The authentication middleware checks the Authorization header on both the SSE connection (GET /sse) and the message endpoint (POST /messages/). The check uses hmac.compare_digest for constant-time comparison to prevent timing attacks.

Valid request

GET /sse HTTP/1.1
Authorization: Bearer dGhpcyBpcyBhIHNlY3JldCB0b2tlbg

Missing token

GET /sse HTTP/1.1
Returns 401 Unauthorized with body: Missing bearer token.

Invalid token

GET /sse HTTP/1.1
Authorization: Bearer wrong-token
Returns 401 Unauthorized with body: Invalid token.

Malformed header

GET /sse HTTP/1.1
Authorization: Basic dXNlcjpwYXNz
Returns 401 Unauthorized with body: Missing bearer token (only Bearer scheme is accepted).
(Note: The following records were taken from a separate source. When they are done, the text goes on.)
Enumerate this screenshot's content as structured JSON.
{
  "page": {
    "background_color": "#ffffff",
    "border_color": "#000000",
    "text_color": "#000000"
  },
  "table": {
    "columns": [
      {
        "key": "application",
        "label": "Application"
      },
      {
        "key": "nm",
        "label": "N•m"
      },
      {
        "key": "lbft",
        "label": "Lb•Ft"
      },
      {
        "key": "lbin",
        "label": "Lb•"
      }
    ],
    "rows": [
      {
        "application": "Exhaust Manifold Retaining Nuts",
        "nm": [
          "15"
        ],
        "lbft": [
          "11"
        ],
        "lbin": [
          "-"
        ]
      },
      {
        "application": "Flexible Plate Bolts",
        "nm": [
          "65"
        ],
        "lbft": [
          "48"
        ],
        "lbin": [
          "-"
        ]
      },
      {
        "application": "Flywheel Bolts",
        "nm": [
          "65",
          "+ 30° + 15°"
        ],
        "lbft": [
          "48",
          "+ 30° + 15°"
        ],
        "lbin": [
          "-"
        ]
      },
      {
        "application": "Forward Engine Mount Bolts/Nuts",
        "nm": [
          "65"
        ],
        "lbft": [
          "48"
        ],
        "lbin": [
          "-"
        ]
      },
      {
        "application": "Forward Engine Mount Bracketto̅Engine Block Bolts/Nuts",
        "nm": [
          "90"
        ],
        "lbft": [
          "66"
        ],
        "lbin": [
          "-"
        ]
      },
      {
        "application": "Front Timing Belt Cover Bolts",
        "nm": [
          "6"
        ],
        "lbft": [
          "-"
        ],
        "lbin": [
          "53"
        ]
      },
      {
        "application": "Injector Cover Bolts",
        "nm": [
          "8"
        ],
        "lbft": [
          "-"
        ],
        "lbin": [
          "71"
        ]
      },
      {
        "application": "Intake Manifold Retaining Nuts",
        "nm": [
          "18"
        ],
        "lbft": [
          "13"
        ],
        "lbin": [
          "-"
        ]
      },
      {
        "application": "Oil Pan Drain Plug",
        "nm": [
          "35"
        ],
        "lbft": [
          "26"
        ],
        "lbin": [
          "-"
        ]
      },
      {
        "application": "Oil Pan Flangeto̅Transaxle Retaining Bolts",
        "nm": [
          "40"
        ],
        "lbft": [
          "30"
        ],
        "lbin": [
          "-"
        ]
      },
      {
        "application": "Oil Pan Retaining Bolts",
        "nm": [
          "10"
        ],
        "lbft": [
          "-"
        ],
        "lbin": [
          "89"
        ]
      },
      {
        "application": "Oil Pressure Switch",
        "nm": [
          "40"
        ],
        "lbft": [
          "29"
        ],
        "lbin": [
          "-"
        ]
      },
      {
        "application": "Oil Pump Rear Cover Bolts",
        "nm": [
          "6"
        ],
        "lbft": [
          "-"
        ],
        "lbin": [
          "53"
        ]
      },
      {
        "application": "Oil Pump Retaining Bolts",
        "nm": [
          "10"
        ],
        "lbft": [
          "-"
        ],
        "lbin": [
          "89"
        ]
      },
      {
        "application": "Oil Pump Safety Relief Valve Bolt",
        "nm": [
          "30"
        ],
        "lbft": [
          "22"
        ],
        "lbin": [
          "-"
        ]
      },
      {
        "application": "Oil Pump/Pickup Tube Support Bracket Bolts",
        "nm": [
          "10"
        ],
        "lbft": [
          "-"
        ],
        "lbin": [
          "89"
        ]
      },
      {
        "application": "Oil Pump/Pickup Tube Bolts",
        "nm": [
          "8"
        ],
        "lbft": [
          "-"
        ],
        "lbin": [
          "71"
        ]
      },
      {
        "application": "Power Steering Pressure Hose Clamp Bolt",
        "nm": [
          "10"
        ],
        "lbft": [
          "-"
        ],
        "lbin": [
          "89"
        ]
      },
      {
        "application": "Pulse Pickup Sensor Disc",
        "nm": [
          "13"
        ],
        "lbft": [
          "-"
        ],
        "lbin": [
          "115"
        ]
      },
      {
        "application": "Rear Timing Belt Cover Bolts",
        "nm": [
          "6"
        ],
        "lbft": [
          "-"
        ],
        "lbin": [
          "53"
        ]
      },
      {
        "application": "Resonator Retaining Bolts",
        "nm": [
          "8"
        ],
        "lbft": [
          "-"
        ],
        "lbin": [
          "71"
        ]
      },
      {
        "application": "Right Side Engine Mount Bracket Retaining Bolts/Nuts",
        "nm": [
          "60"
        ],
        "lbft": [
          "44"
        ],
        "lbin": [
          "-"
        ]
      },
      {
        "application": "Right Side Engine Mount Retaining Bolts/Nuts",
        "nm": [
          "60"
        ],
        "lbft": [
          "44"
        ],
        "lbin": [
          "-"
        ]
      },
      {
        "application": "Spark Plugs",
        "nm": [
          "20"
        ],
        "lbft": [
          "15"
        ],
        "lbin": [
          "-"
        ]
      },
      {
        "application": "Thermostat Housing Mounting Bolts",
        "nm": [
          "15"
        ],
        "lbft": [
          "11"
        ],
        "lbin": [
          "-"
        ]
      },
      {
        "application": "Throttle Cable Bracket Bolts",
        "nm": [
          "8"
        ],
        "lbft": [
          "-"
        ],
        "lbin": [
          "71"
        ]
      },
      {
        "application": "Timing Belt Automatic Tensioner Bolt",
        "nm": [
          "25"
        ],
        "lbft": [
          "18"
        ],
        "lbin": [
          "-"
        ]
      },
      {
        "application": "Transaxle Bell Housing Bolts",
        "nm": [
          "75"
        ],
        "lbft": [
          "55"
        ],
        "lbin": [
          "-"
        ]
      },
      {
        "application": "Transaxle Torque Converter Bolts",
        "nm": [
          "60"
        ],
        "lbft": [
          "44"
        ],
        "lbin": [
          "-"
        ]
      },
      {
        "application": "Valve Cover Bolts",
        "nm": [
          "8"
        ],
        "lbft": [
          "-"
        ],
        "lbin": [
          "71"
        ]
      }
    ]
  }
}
When Authentication is Disabled

If VOICEGW_MCP_TOKEN is not set (or is an empty string), all requests pass through without any authentication check. This is the default and is appropriate for:
  • Local development.
  • Internal networks behind a VPN.
  • Environments where authentication is handled by a reverse proxy.
When running the HTTP transport on a publicly accessible network, always set VOICEGW_MCP_TOKEN and use HTTPS (via a reverse proxy).

stdio Transport

The stdio transport bypasses authentication entirely. Since the agent launches the MCP server as a subprocess, there is no network boundary to protect. The VOICEGW_MCP_TOKEN variable is ignored for stdio connections.

Environment Variable Reference

VariableRequiredDescription
VOICEGW_MCP_TOKENNoBearer token for HTTP/SSE authentication. If unset, auth is disabled.